Louis Kahn in Venice, a modestly scaled exhibition of drawings at the Italian Cultural Institute (IIC) in Westwood, explores the creative interaction of Italy and America and an unrealized project by a great modern master. Travel sketches are juxtaposed with the architect’s designs for the Palazzo dei Congressi, commissioned in 1968 by the tourist board of Venice. The exhibition was conceived by Francesca Valente, the visionary director of the IIC, who recently retired to Rome; and it was curated by architect Barton Myers, a student and associate of Kahn in the mid 1960s. “It was an unforgettable experience,” Myers recalled. “And this was my chance to pay back and enlighten students for whom history begins with the 21st century.”

 

Kahn was a student of the Beaux-Arts curriculum at the University of Pennsylvania, and sketching was an integral part of his design process. He loved charcoal because it allowed him to work quickly and erase with his hands, leaving traces of what was first there. The travel sketches in soft-toned or vibrantly-colored pastels are tiny works of art in their own right, but they are also clues to the way Kahn viewed the buildings and spaces that inspired him. Italy was a crucial stop in his yearlong tour of Europe in 1928–29, and he was architect in residence at the American Academy in Rome at the end of 1950. Those brief sojourns shaped his subsequent work: the mix of intimacy and monumentality that distinguishes the Salk Institute, the Kimball Museum, the Dhaka Capitol and other masterpieces.
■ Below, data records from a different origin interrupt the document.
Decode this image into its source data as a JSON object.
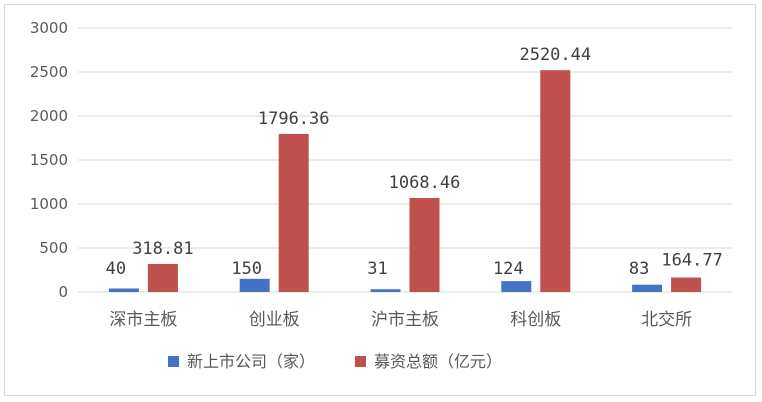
{
  "chart_data": {
    "type": "bar",
    "categories": [
      "深市主板",
      "创业板",
      "沪市主板",
      "科创板",
      "北交所"
    ],
    "series": [
      {
        "name": "新上市公司（家）",
        "values": [
          40,
          150,
          31,
          124,
          83
        ],
        "color": "#4472c4",
        "labels": [
          "40",
          "150",
          "31",
          "124",
          "83"
        ]
      },
      {
        "name": "募资总额（亿元）",
        "values": [
          318.81,
          1796.36,
          1068.46,
          2520.44,
          164.77
        ],
        "color": "#c0504d",
        "labels": [
          "318.81",
          "1796.36",
          "1068.46",
          "2520.44",
          "164.77"
        ]
      }
    ],
    "ylim": [
      0,
      3000
    ],
    "yticks": [
      "0",
      "500",
      "1000",
      "1500",
      "2000",
      "2500",
      "3000"
    ],
    "grid": true,
    "legend_position": "bottom"
  }
}
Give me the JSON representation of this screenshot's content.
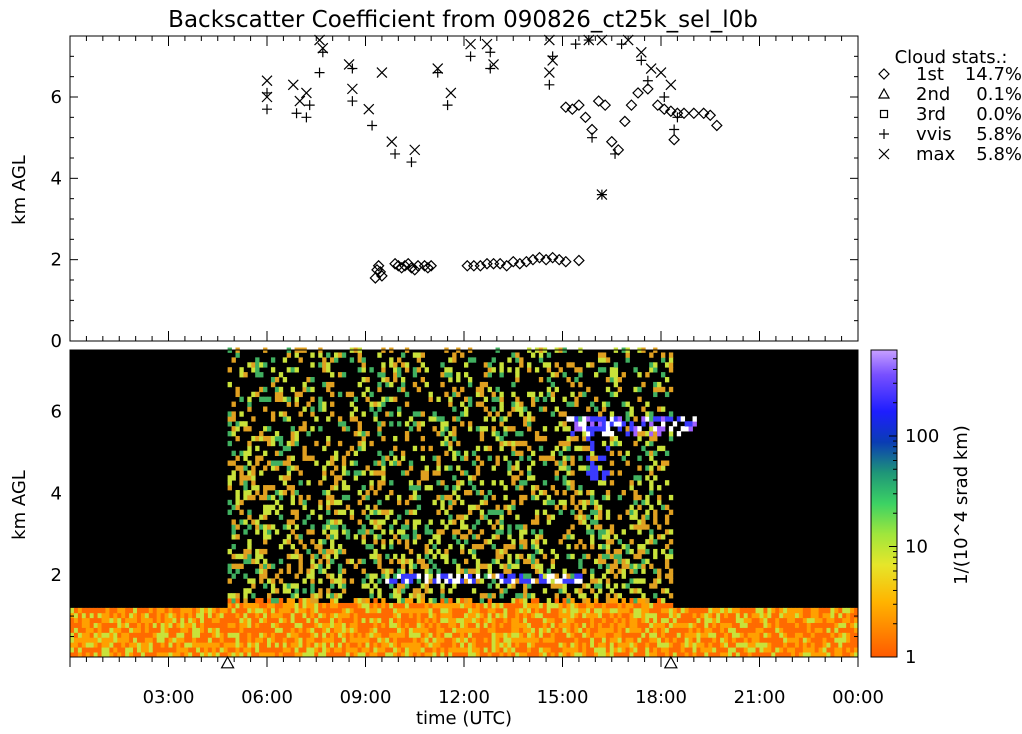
{
  "chart_data": [
    {
      "type": "scatter",
      "title": "Backscatter Coefficient from 090826_ct25k_sel_l0b",
      "ylabel": "km AGL",
      "xlim": [
        0,
        24
      ],
      "ylim": [
        0,
        7.5
      ],
      "y_ticks": [
        "0",
        "2",
        "4",
        "6"
      ],
      "legend": {
        "title": "Cloud stats.:",
        "position": "top-right",
        "entries": [
          {
            "symbol": "diamond-icon",
            "label": "1st",
            "value": "14.7%"
          },
          {
            "symbol": "triangle-icon",
            "label": "2nd",
            "value": "0.1%"
          },
          {
            "symbol": "square-icon",
            "label": "3rd",
            "value": "0.0%"
          },
          {
            "symbol": "plus-icon",
            "label": "vvis",
            "value": "5.8%"
          },
          {
            "symbol": "cross-icon",
            "label": "max",
            "value": "5.8%"
          }
        ]
      },
      "series": [
        {
          "name": "1st",
          "marker": "diamond",
          "points": [
            [
              9.3,
              1.55
            ],
            [
              9.35,
              1.75
            ],
            [
              9.4,
              1.85
            ],
            [
              9.45,
              1.7
            ],
            [
              9.5,
              1.6
            ],
            [
              9.9,
              1.9
            ],
            [
              10.0,
              1.85
            ],
            [
              10.1,
              1.8
            ],
            [
              10.2,
              1.85
            ],
            [
              10.3,
              1.9
            ],
            [
              10.4,
              1.8
            ],
            [
              10.5,
              1.75
            ],
            [
              10.6,
              1.85
            ],
            [
              10.8,
              1.85
            ],
            [
              10.9,
              1.8
            ],
            [
              11.0,
              1.85
            ],
            [
              12.1,
              1.85
            ],
            [
              12.3,
              1.85
            ],
            [
              12.5,
              1.85
            ],
            [
              12.7,
              1.9
            ],
            [
              12.9,
              1.9
            ],
            [
              13.1,
              1.9
            ],
            [
              13.3,
              1.85
            ],
            [
              13.5,
              1.95
            ],
            [
              13.7,
              1.9
            ],
            [
              13.9,
              1.95
            ],
            [
              14.1,
              2.0
            ],
            [
              14.3,
              2.05
            ],
            [
              14.5,
              2.0
            ],
            [
              14.7,
              2.05
            ],
            [
              14.9,
              2.0
            ],
            [
              15.1,
              1.95
            ],
            [
              15.5,
              1.98
            ],
            [
              15.1,
              5.75
            ],
            [
              15.3,
              5.7
            ],
            [
              15.5,
              5.8
            ],
            [
              15.7,
              5.5
            ],
            [
              15.9,
              5.2
            ],
            [
              16.1,
              5.9
            ],
            [
              16.3,
              5.8
            ],
            [
              16.5,
              4.9
            ],
            [
              16.7,
              4.7
            ],
            [
              16.9,
              5.4
            ],
            [
              17.1,
              5.8
            ],
            [
              17.3,
              6.1
            ],
            [
              17.6,
              6.2
            ],
            [
              17.9,
              5.8
            ],
            [
              18.1,
              5.7
            ],
            [
              18.3,
              5.65
            ],
            [
              18.5,
              5.6
            ],
            [
              18.7,
              5.6
            ],
            [
              19.0,
              5.6
            ],
            [
              19.3,
              5.6
            ],
            [
              19.5,
              5.55
            ],
            [
              19.7,
              5.3
            ],
            [
              18.4,
              4.95
            ]
          ]
        },
        {
          "name": "vvis",
          "marker": "plus",
          "points": [
            [
              6.0,
              5.7
            ],
            [
              6.0,
              6.1
            ],
            [
              6.9,
              5.6
            ],
            [
              7.2,
              5.5
            ],
            [
              7.3,
              5.8
            ],
            [
              7.6,
              6.6
            ],
            [
              7.7,
              7.1
            ],
            [
              8.6,
              6.7
            ],
            [
              8.6,
              5.9
            ],
            [
              9.2,
              5.3
            ],
            [
              9.9,
              4.6
            ],
            [
              10.4,
              4.4
            ],
            [
              11.2,
              6.6
            ],
            [
              11.5,
              5.8
            ],
            [
              12.2,
              7.0
            ],
            [
              12.8,
              7.1
            ],
            [
              12.8,
              6.7
            ],
            [
              14.6,
              6.3
            ],
            [
              14.7,
              7.0
            ],
            [
              15.4,
              7.3
            ],
            [
              15.8,
              7.4
            ],
            [
              16.2,
              3.6
            ],
            [
              16.8,
              7.3
            ],
            [
              17.4,
              6.9
            ],
            [
              17.6,
              6.4
            ],
            [
              18.1,
              6.0
            ],
            [
              18.4,
              5.2
            ],
            [
              18.5,
              5.5
            ],
            [
              15.9,
              5.0
            ],
            [
              16.6,
              4.6
            ]
          ]
        },
        {
          "name": "max",
          "marker": "cross",
          "points": [
            [
              6.0,
              6.4
            ],
            [
              6.0,
              6.0
            ],
            [
              6.8,
              6.3
            ],
            [
              7.0,
              5.9
            ],
            [
              7.2,
              6.1
            ],
            [
              7.6,
              7.4
            ],
            [
              7.7,
              7.2
            ],
            [
              8.5,
              6.8
            ],
            [
              8.6,
              6.2
            ],
            [
              9.1,
              5.7
            ],
            [
              9.5,
              6.6
            ],
            [
              9.8,
              4.9
            ],
            [
              10.5,
              4.7
            ],
            [
              11.2,
              6.7
            ],
            [
              11.6,
              6.1
            ],
            [
              12.2,
              7.3
            ],
            [
              12.7,
              7.3
            ],
            [
              12.9,
              6.8
            ],
            [
              14.6,
              7.4
            ],
            [
              14.7,
              6.9
            ],
            [
              14.6,
              6.6
            ],
            [
              15.8,
              7.4
            ],
            [
              16.2,
              7.4
            ],
            [
              17.0,
              7.4
            ],
            [
              17.4,
              7.1
            ],
            [
              17.7,
              6.7
            ],
            [
              18.0,
              6.6
            ],
            [
              18.3,
              6.3
            ],
            [
              16.2,
              3.6
            ]
          ]
        }
      ]
    },
    {
      "type": "heatmap",
      "xlabel": "time (UTC)",
      "ylabel": "km AGL",
      "x_ticks": [
        "03:00",
        "06:00",
        "09:00",
        "12:00",
        "15:00",
        "18:00",
        "21:00",
        "00:00"
      ],
      "x_tick_values": [
        3,
        6,
        9,
        12,
        15,
        18,
        21,
        24
      ],
      "y_ticks": [
        "2",
        "4",
        "6"
      ],
      "xlim": [
        0,
        24
      ],
      "ylim": [
        0,
        7.5
      ],
      "colorbar": {
        "label": "1/(10^4 srad km)",
        "scale": "log",
        "ticks": [
          "1",
          "10",
          "100"
        ],
        "range": [
          1,
          600
        ]
      },
      "markers": {
        "symbol": "triangle-icon",
        "x": [
          4.8,
          18.3
        ]
      },
      "features": {
        "daylight_noise_window": [
          4.8,
          18.3
        ],
        "boundary_layer_top_km": 1.2,
        "low_cloud": {
          "x": [
            9.3,
            15.5
          ],
          "base_km": 1.9
        },
        "high_cloud": {
          "x": [
            15.0,
            19.0
          ],
          "base_km": 5.6
        }
      },
      "colors": {
        "background": "#000000",
        "low": "#ff6a00",
        "mid": "#c9e23a",
        "high": "#3a3aff",
        "top": "#a060ff"
      }
    }
  ]
}
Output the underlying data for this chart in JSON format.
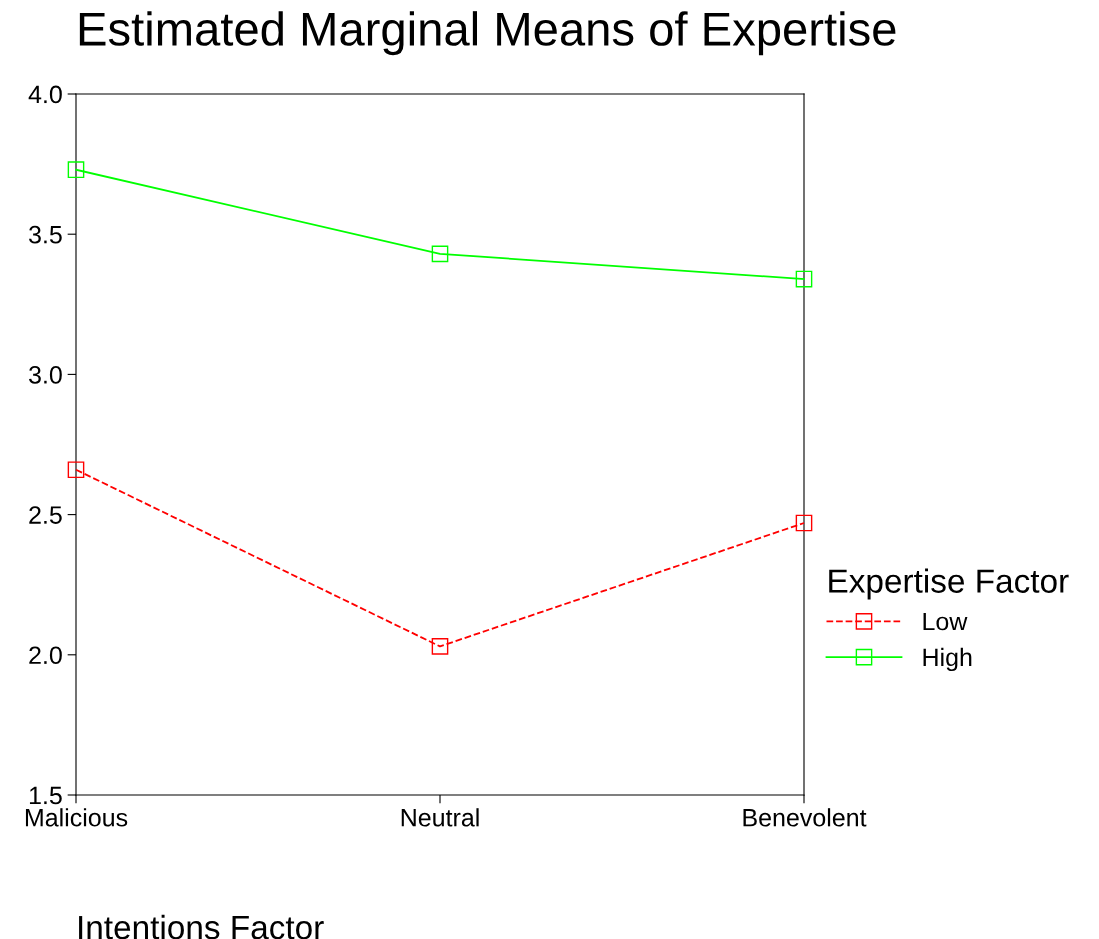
{
  "chart_data": {
    "type": "line",
    "title": "Estimated Marginal Means of Expertise",
    "xlabel": "Intentions Factor",
    "legend_title": "Expertise Factor",
    "categories": [
      "Malicious",
      "Neutral",
      "Benevolent"
    ],
    "series": [
      {
        "name": "Low",
        "color": "#ff0000",
        "line_style": "dashed",
        "values": [
          2.66,
          2.03,
          2.47
        ]
      },
      {
        "name": "High",
        "color": "#00ff00",
        "line_style": "solid",
        "values": [
          3.73,
          3.43,
          3.34
        ]
      }
    ],
    "ylim": [
      1.5,
      4.0
    ],
    "yticks": [
      {
        "value": 1.5,
        "label": "1.5"
      },
      {
        "value": 2.0,
        "label": "2.0"
      },
      {
        "value": 2.5,
        "label": "2.5"
      },
      {
        "value": 3.0,
        "label": "3.0"
      },
      {
        "value": 3.5,
        "label": "3.5"
      },
      {
        "value": 4.0,
        "label": "4.0"
      }
    ],
    "marker": "square",
    "legend": "right",
    "grid": false
  }
}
For the proposed site of the Palazzo dei Congressi, in the Giardini of Venice, he sketched a 460 x 100-foot suspension structure, supported on massive piers at either end to raise it above the flood level and minimize the number of caissons. The site was judged too sensitive by the city council, and the project was relocated to the Arsenale, where it was to bridge a canal. For this decaying shipyard, shielded from public gaze and hosting innovative art and architecture installations during the Biennales, it was an ideal solution. It would have been the second habitable bridge in Venice after the Rialto, as grand as the one proposed by Palladio.

 

A charcoal presentation drawing, eleven feet wide, shows the sweep of the building’s underside, which evokes the Siena Campo as a natural amphitheater and supports banks of seating for 2,500. Kahn described it as a section through a theater in the round, where people would look at people rather than all face one way. A large site model shows how well it would have fit in amid the crumbling warehouses and still waters of the Arsenale. The Venetians were supportive, but the project quietly expired even before Kahn’s death in 1974. As an associate explained, “Venice was waiting for money from Rome and the money never came.”